Cinco días más tarde, el jueves por la mañana, descubrieron un corcho de botella de vino en la Rué de l'Abbé-de-l'Épée, y en la Rué Pierre-et -Marie-Curie, en el distrito 5, una mujer degollada con los ojos vueltos hacia el cielo.

A pesar de la conmoción, Adamsberg no pudo evitar calcular que el descubrimiento se producía al principio del trozo 2, el trozo anodino, aunque el asesinato se había cometido al final del trozo 1, el trozo grave.

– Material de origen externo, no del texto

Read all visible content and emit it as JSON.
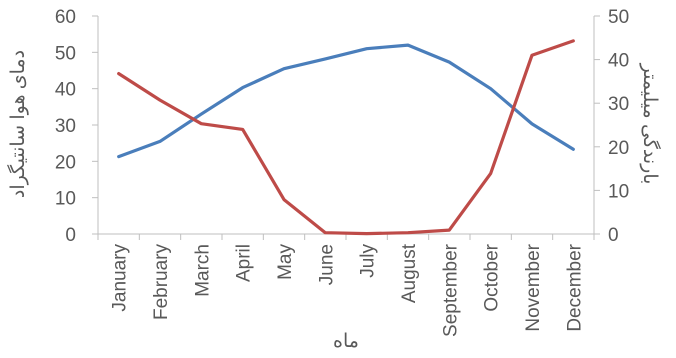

Adamsberg deambulaba por la habitación con una expresión menos ensimismada que de costumbre, con la barbilla hacia delante, los labios entreabiertos, como sin aliento. Danglard vio que estaba preocupado, aunque sin embargo no daba la impresión de estar concentrándose. Su anterior comisario era todo lo contrario. Continuamente estaba encerrado en sus reflexiones. El anterior comisario era un perpetuo rumiante. En cambio Adamsberg estaba abierto a todos los vientos como una cabaña de tablas, con el cerebro al aire libre, de eso no había la menor duda, pensó Danglard. Es verdad, se habría podido creer que todo lo que le entraba por los oídos, los ojos o la nariz, el humo, el color, el ruido al arrugar un papel, formaba una corriente de aire en sus pensamientos y les impedía tomar cuerpo. Este tipo, se dijo Danglard, está atento a todo y eso hace que no preste atención a nada. Incluso los cuatro inspectores empezaban a tomar la costumbre de ir y venir de su despacho sin miedo a interrumpir el hilo de lo que fuera. Y Danglard había descubierto que, en ciertos momentos, Adamsberg estaba más en otra parte que nunca. Cuando dibujaba, no a un lado de su rodilla derecha doblada, sino manteniendo el papelito sobre su estómago, entonces Danglard se decía: «Si ahora le anuncio que un champiñón está a punto de comerse el planeta y reducirlo al tamaño de un pomelo, le dará exactamente igual». Aunque realmente sería muy grave, porque no podrá mantener a muchos hombres sobre un pomelo. No hace falta ser muy inteligente para entenderlo.